Starring: Naomi Watts, Bill Murray, Sarah Pidgeon, Constance Wu, Ann Dowd and Carla Gugino
Distributor: Universal Pictures
Runtime: 119 mins. Reviewed in Jul 2025
Reviewer: Peter W Sheehan
This American drama tells the story of a lonely writer who bonds with a Great Dane dog which helps her cope with life, and come to terms with her troubled past.
Iris (Watts) is a writer and teacher whose life is thrown upside down when her closest friend and mentor, Walter (Murray), suddenly dies and leaves her his dog, Apollo. The dog is a huge Harlequin Great Dane, and both she and the dog are left grieving for the dog’s past owner.
Iris is fragile and she bonds with Apollo in ways that allow her to work through her grief for the loss of her mentor. In the course of her bonding, she has to cope with Apollo destroying her furniture and she receives threat and eviction notices as renter of a tiny Manhattan apartment in a building that has a strict ‘no dogs’ policy. Apollo constantly reminds Iris of the difficult choices Walter made in life, and she wants closure on those relevant to his tragic decision to suicide.

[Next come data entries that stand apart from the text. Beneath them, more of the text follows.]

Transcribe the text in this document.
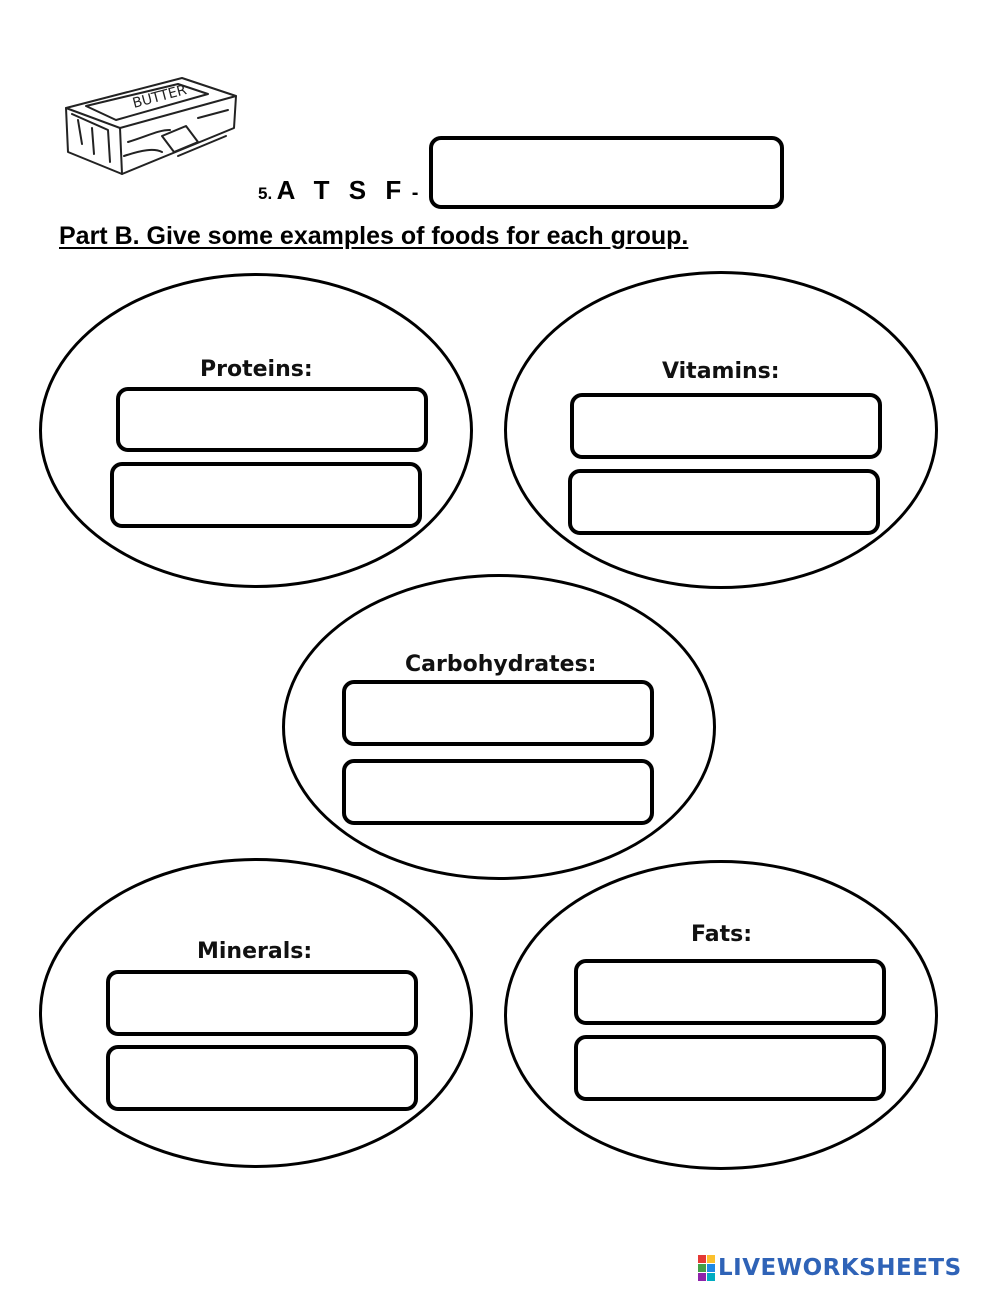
BUTTER
5. A T S F -
Part B. Give some examples of foods for each group.
Proteins:	Vitamins:
Carbohydrates:
Minerals:
Fats:
LIVEWORKSHEETS
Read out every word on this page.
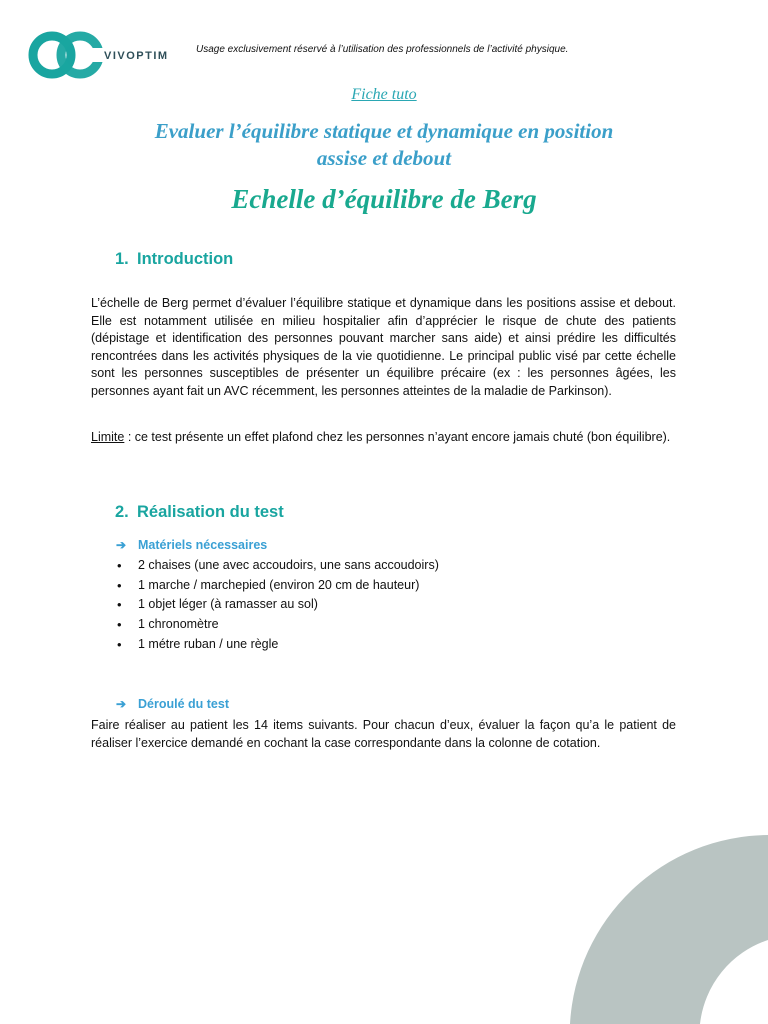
VIVOPTIM
Usage exclusivement réservé à l’utilisation des professionnels de l’activité physique.
Fiche tuto
Evaluer l’équilibre statique et dynamique en position
assise et debout
Echelle d’équilibre de Berg
1. Introduction
L’échelle de Berg permet d’évaluer l’équilibre statique et dynamique dans les positions assise et debout. Elle est notamment utilisée en milieu hospitalier afin d’apprécier le risque de chute des patients (dépistage et identification des personnes pouvant marcher sans aide) et ainsi prédire les difficultés rencontrées dans les activités physiques de la vie quotidienne. Le principal public visé par cette échelle sont les personnes susceptibles de présenter un équilibre précaire (ex : les personnes âgées, les personnes ayant fait un AVC récemment, les personnes atteintes de la maladie de Parkinson).
Limite : ce test présente un effet plafond chez les personnes n’ayant encore jamais chuté (bon équilibre).
2. Réalisation du test
➔ Matériels nécessaires
• 2 chaises (une avec accoudoirs, une sans accoudoirs)
• 1 marche / marchepied (environ 20 cm de hauteur)
• 1 objet léger (à ramasser au sol)
• 1 chronomètre
• 1 métre ruban / une règle
➔ Déroulé du test
Faire réaliser au patient les 14 items suivants. Pour chacun d’eux, évaluer la façon qu’a le patient de réaliser l’exercice demandé en cochant la case correspondante dans la colonne de cotation.
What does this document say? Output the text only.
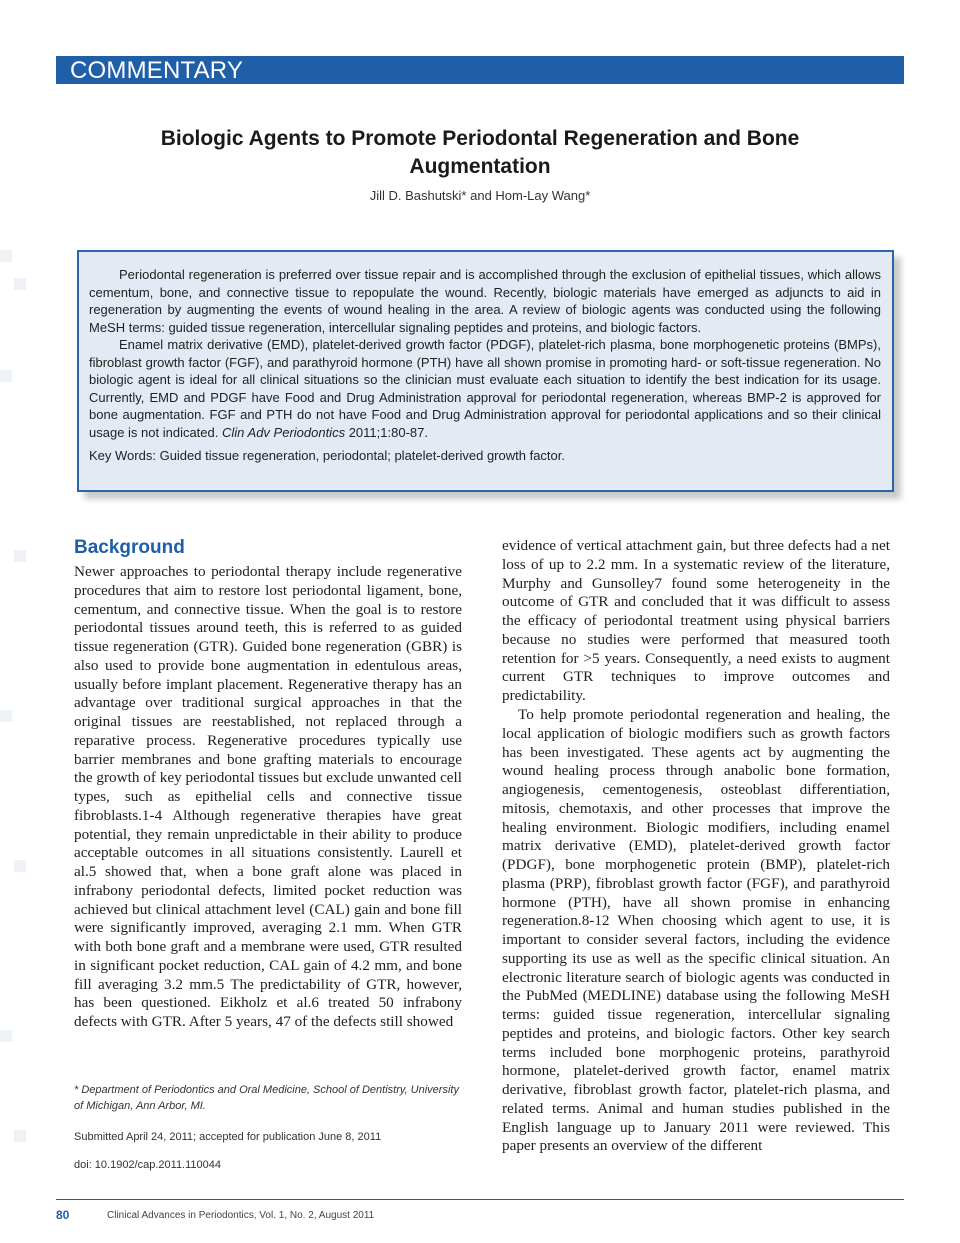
COMMENTARY
Biologic Agents to Promote Periodontal Regeneration and Bone Augmentation
Jill D. Bashutski* and Hom-Lay Wang*

Periodontal regeneration is preferred over tissue repair and is accomplished through the exclusion of epithelial tissues, which allows cementum, bone, and connective tissue to repopulate the wound. Recently, biologic materials have emerged as adjuncts to aid in regeneration by augmenting the events of wound healing in the area. A review of biologic agents was conducted using the following MeSH terms: guided tissue regeneration, intercellular signaling peptides and proteins, and biologic factors.

Enamel matrix derivative (EMD), platelet-derived growth factor (PDGF), platelet-rich plasma, bone morphogenetic proteins (BMPs), fibroblast growth factor (FGF), and parathyroid hormone (PTH) have all shown promise in promoting hard- or soft-tissue regeneration. No biologic agent is ideal for all clinical situations so the clinician must evaluate each situation to identify the best indication for its usage. Currently, EMD and PDGF have Food and Drug Administration approval for periodontal regeneration, whereas BMP-2 is approved for bone augmentation. FGF and PTH do not have Food and Drug Administration approval for periodontal applications and so their clinical usage is not indicated. Clin Adv Periodontics 2011;1:80-87.

Key Words: Guided tissue regeneration, periodontal; platelet-derived growth factor.
Background

Newer approaches to periodontal therapy include regenerative procedures that aim to restore lost periodontal ligament, bone, cementum, and connective tissue. When the goal is to restore periodontal tissues around teeth, this is referred to as guided tissue regeneration (GTR). Guided bone regeneration (GBR) is also used to provide bone augmentation in edentulous areas, usually before implant placement. Regenerative therapy has an advantage over traditional surgical approaches in that the original tissues are reestablished, not replaced through a reparative process. Regenerative procedures typically use barrier membranes and bone grafting materials to encourage the growth of key periodontal tissues but exclude unwanted cell types, such as epithelial cells and connective tissue fibroblasts.1-4 Although regenerative therapies have great potential, they remain unpredictable in their ability to produce acceptable outcomes in all situations consistently. Laurell et al.5 showed that, when a bone graft alone was placed in infrabony periodontal defects, limited pocket reduction was achieved but clinical attachment level (CAL) gain and bone fill were significantly improved, averaging 2.1 mm. When GTR with both bone graft and a membrane were used, GTR resulted in significant pocket reduction, CAL gain of 4.2 mm, and bone fill averaging 3.2 mm.5 The predictability of GTR, however, has been questioned. Eikholz et al.6 treated 50 infrabony defects with GTR. After 5 years, 47 of the defects still showed

evidence of vertical attachment gain, but three defects had a net loss of up to 2.2 mm. In a systematic review of the literature, Murphy and Gunsolley7 found some heterogeneity in the outcome of GTR and concluded that it was difficult to assess the efficacy of periodontal treatment using physical barriers because no studies were performed that measured tooth retention for >5 years. Consequently, a need exists to augment current GTR techniques to improve outcomes and predictability.

To help promote periodontal regeneration and healing, the local application of biologic modifiers such as growth factors has been investigated. These agents act by augmenting the wound healing process through anabolic bone formation, angiogenesis, cementogenesis, osteoblast differentiation, mitosis, chemotaxis, and other processes that improve the healing environment. Biologic modifiers, including enamel matrix derivative (EMD), platelet-derived growth factor (PDGF), bone morphogenetic protein (BMP), platelet-rich plasma (PRP), fibroblast growth factor (FGF), and parathyroid hormone (PTH), have all shown promise in enhancing regeneration.8-12 When choosing which agent to use, it is important to consider several factors, including the evidence supporting its use as well as the specific clinical situation. An electronic literature search of biologic agents was conducted in the PubMed (MEDLINE) database using the following MeSH terms: guided tissue regeneration, intercellular signaling peptides and proteins, and biologic factors. Other key search terms included bone morphogenic proteins, parathyroid hormone, platelet-derived growth factor, enamel matrix derivative, fibroblast growth factor, platelet-rich plasma, and related terms. Animal and human studies published in the English language up to January 2011 were reviewed. This paper presents an overview of the different

* Department of Periodontics and Oral Medicine, School of Dentistry, University of Michigan, Ann Arbor, MI.
Submitted April 24, 2011; accepted for publication June 8, 2011
doi: 10.1902/cap.2011.110044
80	Clinical Advances in Periodontics, Vol. 1, No. 2, August 2011
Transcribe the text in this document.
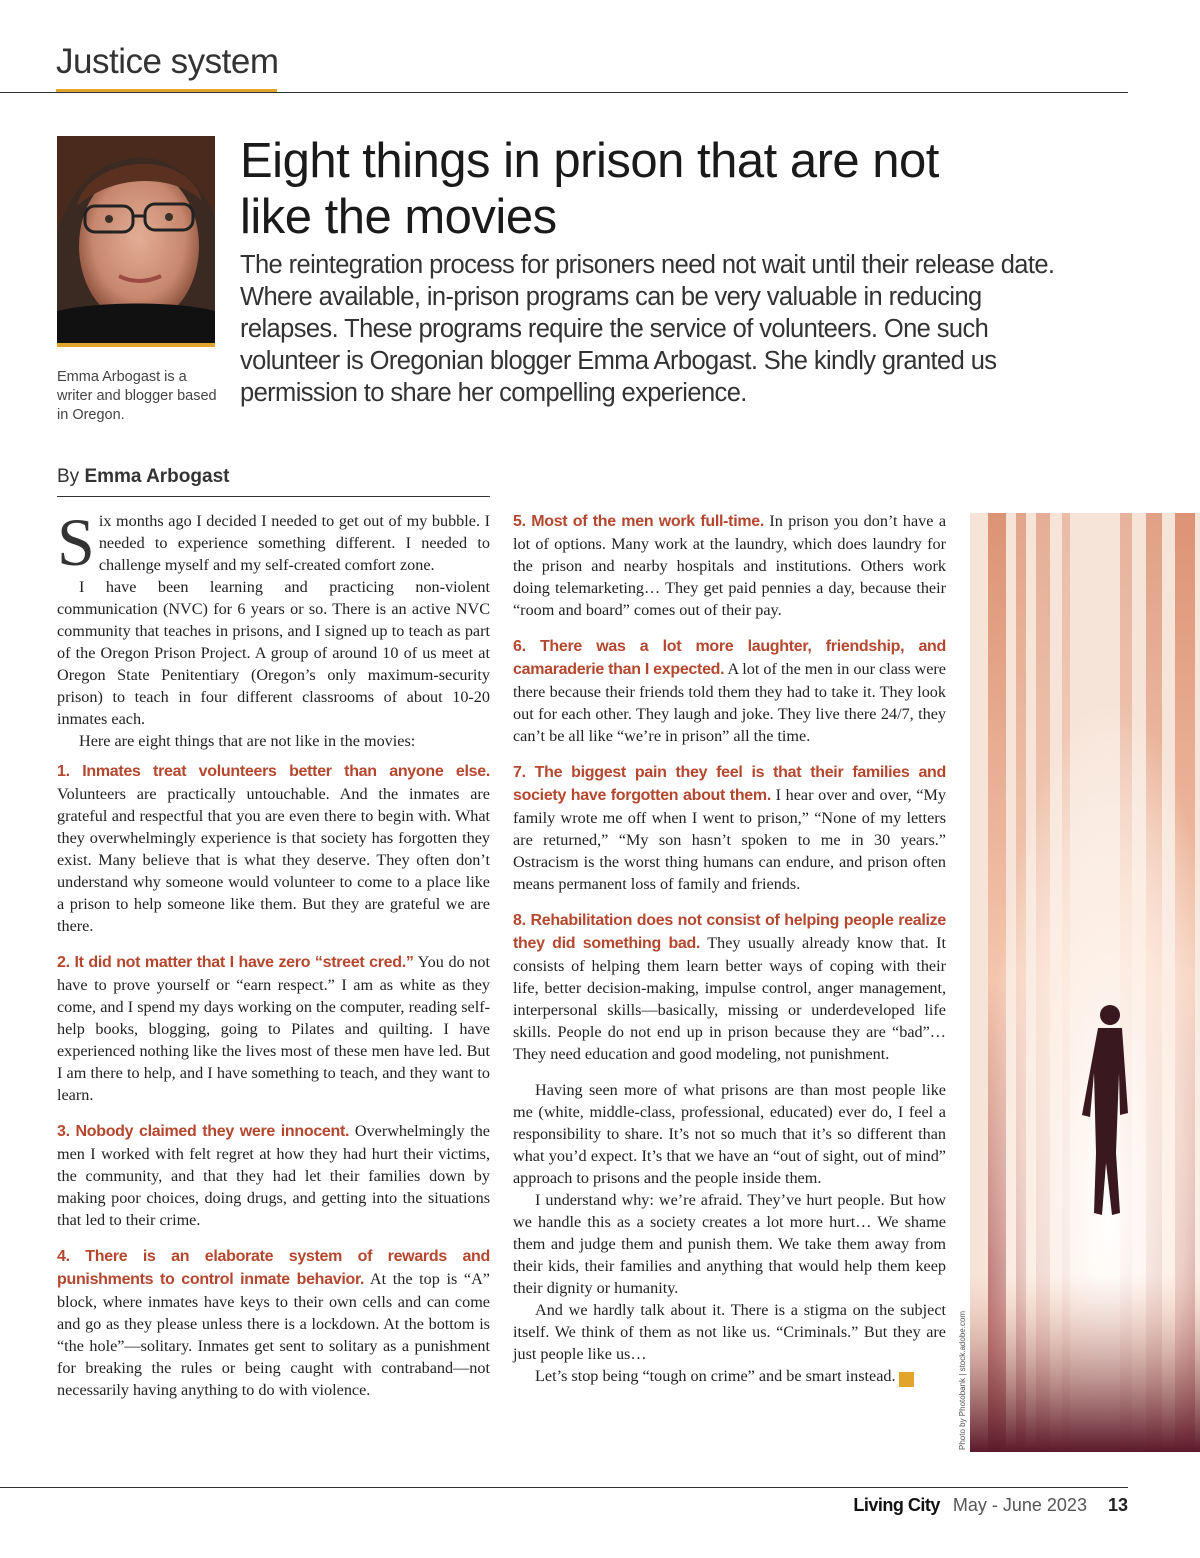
Justice system
Emma Arbogast is a writer and blogger based in Oregon.
Eight things in prison that are not like the movies
The reintegration process for prisoners need not wait until their release date. Where available, in-prison programs can be very valuable in reducing relapses. These programs require the service of volunteers. One such volunteer is Oregonian blogger Emma Arbogast. She kindly granted us permission to share her compelling experience.
By Emma Arbogast

Six months ago I decided I needed to get out of my bubble. I needed to experience something different. I needed to challenge myself and my self-created comfort zone.

I have been learning and practicing non-violent communication (NVC) for 6 years or so. There is an active NVC community that teaches in prisons, and I signed up to teach as part of the Oregon Prison Project. A group of around 10 of us meet at Oregon State Penitentiary (Oregon’s only maximum-security prison) to teach in four different classrooms of about 10-20 inmates each.

Here are eight things that are not like in the movies:

1. Inmates treat volunteers better than anyone else. Volunteers are practically untouchable. And the inmates are grateful and respectful that you are even there to begin with. What they overwhelmingly experience is that society has forgotten they exist. Many believe that is what they deserve. They often don’t understand why someone would volunteer to come to a place like a prison to help someone like them. But they are grateful we are there.

2. It did not matter that I have zero “street cred.” You do not have to prove yourself or “earn respect.” I am as white as they come, and I spend my days working on the computer, reading self-help books, blogging, going to Pilates and quilting. I have experienced nothing like the lives most of these men have led. But I am there to help, and I have something to teach, and they want to learn.

3. Nobody claimed they were innocent. Overwhelmingly the men I worked with felt regret at how they had hurt their victims, the community, and that they had let their families down by making poor choices, doing drugs, and getting into the situations that led to their crime.

4. There is an elaborate system of rewards and punishments to control inmate behavior. At the top is “A” block, where inmates have keys to their own cells and can come and go as they please unless there is a lockdown. At the bottom is “the hole”—solitary. Inmates get sent to solitary as a punishment for breaking the rules or being caught with contraband—not necessarily having anything to do with violence.

5. Most of the men work full-time. In prison you don’t have a lot of options. Many work at the laundry, which does laundry for the prison and nearby hospitals and institutions. Others work doing telemarketing… They get paid pennies a day, because their “room and board” comes out of their pay.

6. There was a lot more laughter, friendship, and camaraderie than I expected. A lot of the men in our class were there because their friends told them they had to take it. They look out for each other. They laugh and joke. They live there 24/7, they can’t be all like “we’re in prison” all the time.

7. The biggest pain they feel is that their families and society have forgotten about them. I hear over and over, “My family wrote me off when I went to prison,” “None of my letters are returned,” “My son hasn’t spoken to me in 30 years.” Ostracism is the worst thing humans can endure, and prison often means permanent loss of family and friends.

8. Rehabilitation does not consist of helping people realize they did something bad. They usually already know that. It consists of helping them learn better ways of coping with their life, better decision-making, impulse control, anger management, interpersonal skills—basically, missing or underdeveloped life skills. People do not end up in prison because they are “bad”… They need education and good modeling, not punishment.

Having seen more of what prisons are than most people like me (white, middle-class, professional, educated) ever do, I feel a responsibility to share. It’s not so much that it’s so different than what you’d expect. It’s that we have an “out of sight, out of mind” approach to prisons and the people inside them.

I understand why: we’re afraid. They’ve hurt people. But how we handle this as a society creates a lot more hurt… We shame them and judge them and punish them. We take them away from their kids, their families and anything that would help them keep their dignity or humanity.

And we hardly talk about it. There is a stigma on the subject itself. We think of them as not like us. “Criminals.” But they are just people like us…

Let’s stop being “tough on crime” and be smart instead.	LC	Photo by Photobank | stock.adobe.com
Living City May - June 2023 13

The plot reveals that a much-married Walter slept with young female students and he wrote erotic fiction. Iris struggles to understand why he behaved in these ways and ended his own life. Walter’s funeral was attended by all three of his past wives. One of Water’s widows insists he specifically wanted Iris to take his dog, and Apollo is present at Walter’s funeral.
The film is based on a national award-winning novel written in 2018 by Sigrid Nunez, which adroitly captures the theme of an insecure woman learning how to change her life by caring for a huge animal in New York. Comic moments are deftly created in the film by scenes of Iris walking Walter’s dog along the streets and in the parks of New York City.
Watts impressively takes the role of Iris, as she tries to piece together a better understanding of what Walter did and why, and she uses her insights to grow herself personally. The film’s characters are complex and eccentric. Good direction captures the selfishness of suicide, and the loneliness of stressful existence in busy times. With the help of a final imaginary, revelatory denouement between Walter and Iris, the film joins together the vulnerability of life with the rawness of emotions that can characterise it. The canine performance of Apollo is impressive; Apollo is a well-trained animal. The film’s scripting is sharp and insightful, and the relationship between Iris and Apollo is poignant and meaningful. The film is a finely nuanced depiction of grief that follows suicide.